Department of Anatomy, Faculty of Medicine, Public Health and Nursing Universitas Gadjah Mada, Yogyakarta, Indonesia.
Kobe J Med Sci. 2020 Mar 9;65(4):E138-E143.
The incidence rate of Acute Kidney Injury (AKI) gets escalated each year. Kidney ischemia/reperfusion injury (IR injury) is the main cause of AKI after major cardiovascular surgery, trauma, or kidney transplantation. Reperfusion is considered essential for ischemic tissue. However, the evidence revealed that reperfusion itself has impact in cellular destruction. Vitamin D is not only known as calcium regulating hormone, but also as renoprotective agent. This study aimed to investigate the effect of vitamin D treatment on kidney IR injury in mice. Kidney IR injury was performed using 30 minutes of bilateral clamping of renal pedicles, then released in male Swiss Webster mice (3 months, 30-40 grams, n=20), which were divided into three groups: sham operation (SO) group, IR injury (IRI) group, and IR injury with 0.25 µg/ kg body weight of vitamin D treatment (IR7+VD). Mice were terminated at day 7 post operation, kidneys were harvested and used for paraffin making, immunostaining and RNA extraction. Tubular injury was quantified based on Periodic Acid-Schiff's (PAS) staining. Immunostaining was done for quantification of macrophage (CD68) and myofibroblast (α-SMA). Reverse Transcriptase PCR (RT-PCR) was done to examine Monocyte Chemoattractant Protein-1 (MCP-1) and Toll-like Receptor 4 (TLR4) mRNA expression. Kidney IR injury induced significant increase of tubular injury, which was associated with higher myofibroblast and macrophage number. Meanwhile, Vitamin D treatment significantly reduced tubular, myofibroblast and macrophage number. RTPCR revealed reduction of TLR4 and MCP-1 mRNA expressions after Vitamin D treatment (p<0.05 vs IR group). Vitamin D ameliorates kidney IR injury through reducing inflammation and myofibroblast formation.

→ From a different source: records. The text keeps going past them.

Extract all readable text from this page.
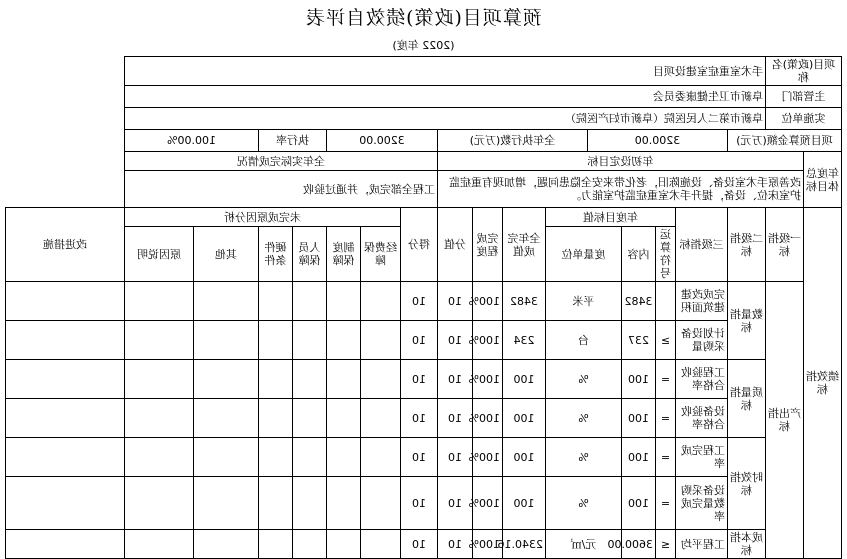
预算项目(政策)绩效自评表
(2022 年度)
项目(政策)名称		手术室重症室建设项目																
主管部门		阜新市卫生健康委员会																
实施单位		阜新市第二人民医院（阜新市妇产医院）																
项目预算金额(万元)			3200.00				全年执行数(万元)				3200.00			执行率		100.00%		
年度总体目标	年初设定目标										全年实际完成情况							
	改善原手术室设备、设施陈旧，老化带来安全隐患问题，增加现有重症监护室床位、设备，提升手术室重症监护室能力。										工程全部完成，并通过验收							
绩效指标	一级指标	二级指标	三级指标	年度目标值				全年完成值	完成程度	分值	得分	未完成原因分析						改进措施
				运算符号	内容	度量单位						经费保障	制度保障	人员保障	硬件条件	其他	原因说明	
	产出指标	数量指标	完成改建建筑面积		3482	平米		3482	100%	10	10							
			计划设备采购量	≥	237	台		234	100%	10	10							
		质量指标	工程验收合格率	=	100	%		100	100%	10	10							
			设备验收合格率	=	100	%		100	100%	10	10							
		时效指标	工程完成率	=	100	%		100	100%	10	10							
			设备采购数量完成率	=	100	%		100	100%	10	10							
		成本指标	工程平均	≤	3600.00	元/㎡		2340.16	100%	10	10							
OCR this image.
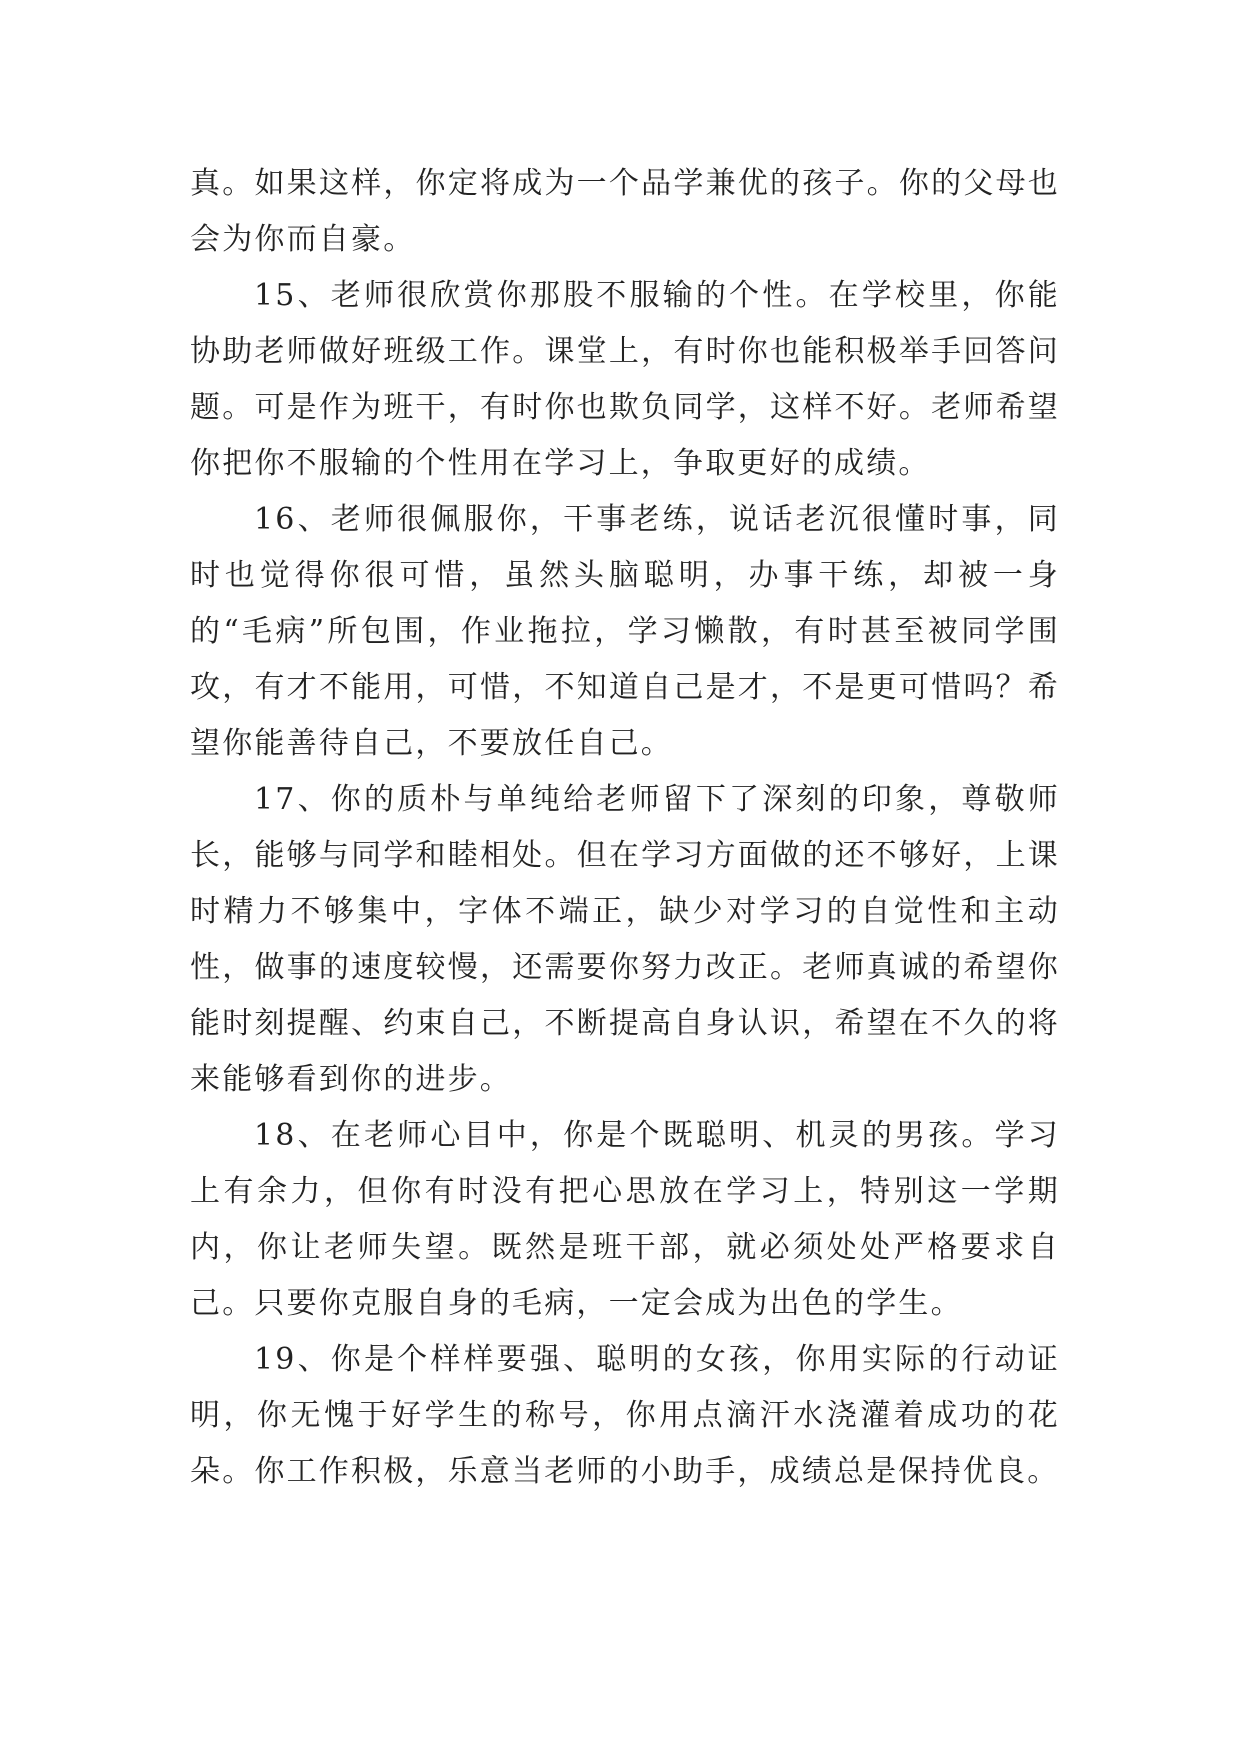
真。如果这样，你定将成为一个品学兼优的孩子。你的父母也会为你而自豪。

15、老师很欣赏你那股不服输的个性。在学校里，你能协助老师做好班级工作。课堂上，有时你也能积极举手回答问题。可是作为班干，有时你也欺负同学，这样不好。老师希望你把你不服输的个性用在学习上，争取更好的成绩。

16、老师很佩服你，干事老练，说话老沉很懂时事，同时也觉得你很可惜，虽然头脑聪明，办事干练，却被一身的“毛病”所包围，作业拖拉，学习懒散，有时甚至被同学围攻，有才不能用，可惜，不知道自己是才，不是更可惜吗？希望你能善待自己，不要放任自己。

17、你的质朴与单纯给老师留下了深刻的印象，尊敬师长，能够与同学和睦相处。但在学习方面做的还不够好，上课时精力不够集中，字体不端正，缺少对学习的自觉性和主动性，做事的速度较慢，还需要你努力改正。老师真诚的希望你能时刻提醒、约束自己，不断提高自身认识，希望在不久的将来能够看到你的进步。

18、在老师心目中，你是个既聪明、机灵的男孩。学习上有余力，但你有时没有把心思放在学习上，特别这一学期内，你让老师失望。既然是班干部，就必须处处严格要求自己。只要你克服自身的毛病，一定会成为出色的学生。

19、你是个样样要强、聪明的女孩，你用实际的行动证明，你无愧于好学生的称号，你用点滴汗水浇灌着成功的花朵。你工作积极，乐意当老师的小助手，成绩总是保持优良。
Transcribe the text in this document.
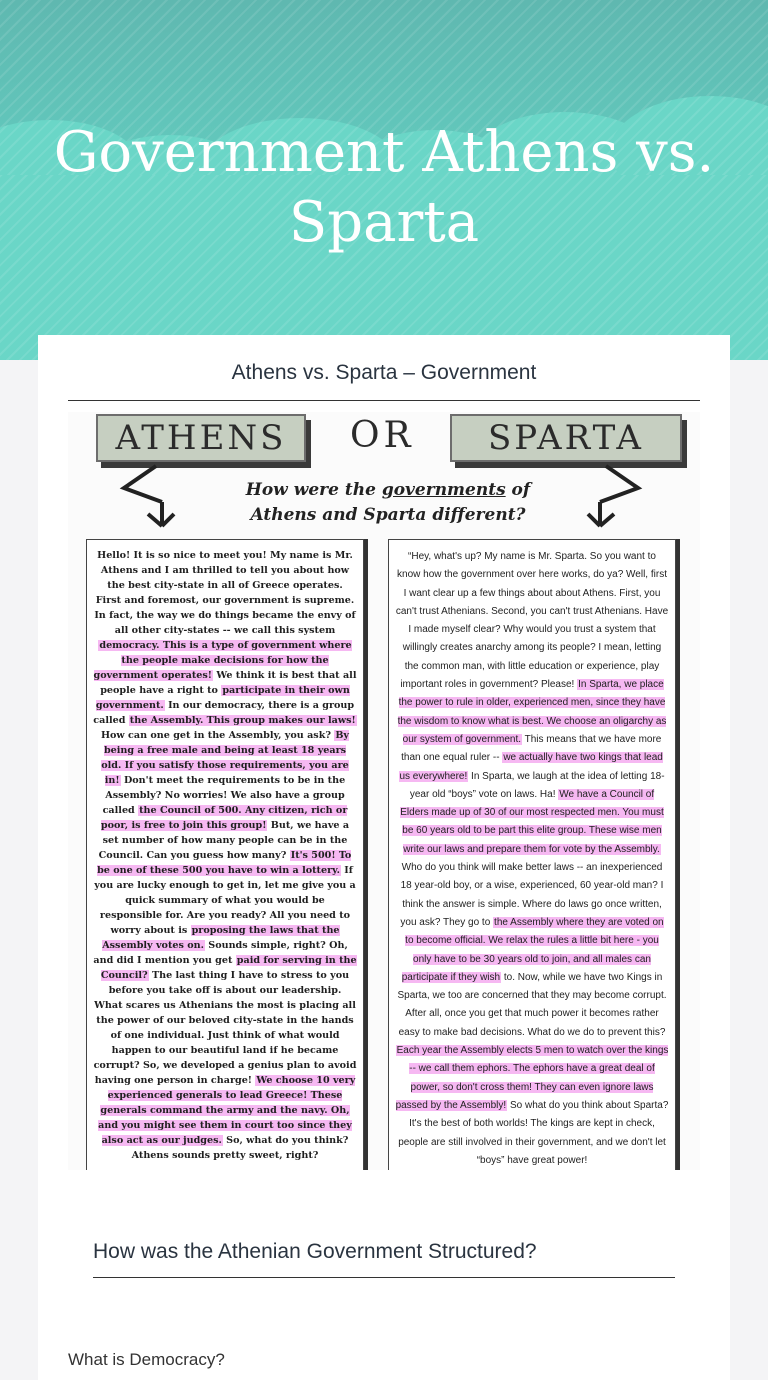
Government Athens vs. Sparta
Athens vs. Sparta – Government
ATHENS	OR	SPARTA
How were the governments of
Athens and Sparta different?
Hello! It is so nice to meet you! My name is Mr. Athens and I am thrilled to tell you about how the best city-state in all of Greece operates. First and foremost, our government is supreme. In fact, the way we do things became the envy of all other city-states -- we call this system democracy. This is a type of government where the people make decisions for how the government operates! We think it is best that all people have a right to participate in their own government. In our democracy, there is a group called the Assembly. This group makes our laws! How can one get in the Assembly, you ask? By being a free male and being at least 18 years old. If you satisfy those requirements, you are in! Don't meet the requirements to be in the Assembly? No worries! We also have a group called the Council of 500. Any citizen, rich or poor, is free to join this group! But, we have a set number of how many people can be in the Council. Can you guess how many? It's 500! To be one of these 500 you have to win a lottery. If you are lucky enough to get in, let me give you a quick summary of what you would be responsible for. Are you ready? All you need to worry about is proposing the laws that the Assembly votes on. Sounds simple, right? Oh, and did I mention you get paid for serving in the Council? The last thing I have to stress to you before you take off is about our leadership. What scares us Athenians the most is placing all the power of our beloved city-state in the hands of one individual. Just think of what would happen to our beautiful land if he became corrupt? So, we developed a genius plan to avoid having one person in charge! We choose 10 very experienced generals to lead Greece! These generals command the army and the navy. Oh, and you might see them in court too since they also act as our judges. So, what do you think? Athens sounds pretty sweet, right?
“Hey, what's up? My name is Mr. Sparta. So you want to know how the government over here works, do ya? Well, first I want clear up a few things about about Athens. First, you can't trust Athenians. Second, you can't trust Athenians. Have I made myself clear? Why would you trust a system that willingly creates anarchy among its people? I mean, letting the common man, with little education or experience, play important roles in government? Please! In Sparta, we place the power to rule in older, experienced men, since they have the wisdom to know what is best. We choose an oligarchy as our system of government. This means that we have more than one equal ruler -- we actually have two kings that lead us everywhere! In Sparta, we laugh at the idea of letting 18-year old “boys” vote on laws. Ha! We have a Council of Elders made up of 30 of our most respected men. You must be 60 years old to be part this elite group. These wise men write our laws and prepare them for vote by the Assembly. Who do you think will make better laws -- an inexperienced 18 year-old boy, or a wise, experienced, 60 year-old man? I think the answer is simple. Where do laws go once written, you ask? They go to the Assembly where they are voted on to become official. We relax the rules a little bit here - you only have to be 30 years old to join, and all males can participate if they wish to. Now, while we have two Kings in Sparta, we too are concerned that they may become corrupt. After all, once you get that much power it becomes rather easy to make bad decisions. What do we do to prevent this? Each year the Assembly elects 5 men to watch over the kings -- we call them ephors. The ephors have a great deal of power, so don't cross them! They can even ignore laws passed by the Assembly! So what do you think about Sparta? It's the best of both worlds! The kings are kept in check, people are still involved in their government, and we don't let “boys” have great power!
How was the Athenian Government Structured?
What is Democracy?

急性肾损伤(AKI)的发病率逐年上升。肾缺血/再灌注损伤(IR 损伤)是大血管手术后、创伤后或肾移植后 AKI 的主要原因。再灌注被认为对缺血组织是必不可少的。然而,有证据表明,再灌注本身对细胞破坏有影响。维生素 D 不仅是一种调节钙的激素,也是一种肾保护剂。本研究旨在探讨维生素 D 治疗对小鼠肾 IR 损伤的影响。采用双侧肾蒂夹闭 30 分钟的方法建立肾 IR 损伤模型,然后在雄性瑞士 Webster 小鼠(3 个月,30-40 克,n=20)中释放,将其分为三组:假手术(SO)组、IR 损伤(IRI)组和 IR 损伤加 0.25μg/ kg 体重维生素 D 治疗(IR7+VD)组。术后第 7 天处死小鼠,取肾脏进行石蜡包埋、免疫染色和 RNA 提取。根据过碘酸希夫(PAS)染色定量肾小管损伤。免疫染色用于定量检测巨噬细胞(CD68)和肌成纤维细胞(α-SMA)。逆转录聚合酶链反应(RT-PCR)用于检测单核细胞趋化蛋白-1(MCP-1)和 Toll 样受体 4(TLR4)mRNA 表达。肾 IR 损伤诱导肾小管损伤显著增加,与肌成纤维细胞和巨噬细胞数量增加相关。同时,维生素 D 治疗可显著减少肾小管、肌成纤维细胞和巨噬细胞数量。RT-PCR 显示维生素 D 治疗后 TLR4 和 MCP-1mRNA 表达减少(与 IR 组相比,p<0.05)。维生素 D 通过减少炎症和肌成纤维细胞形成改善肾 IR 损伤。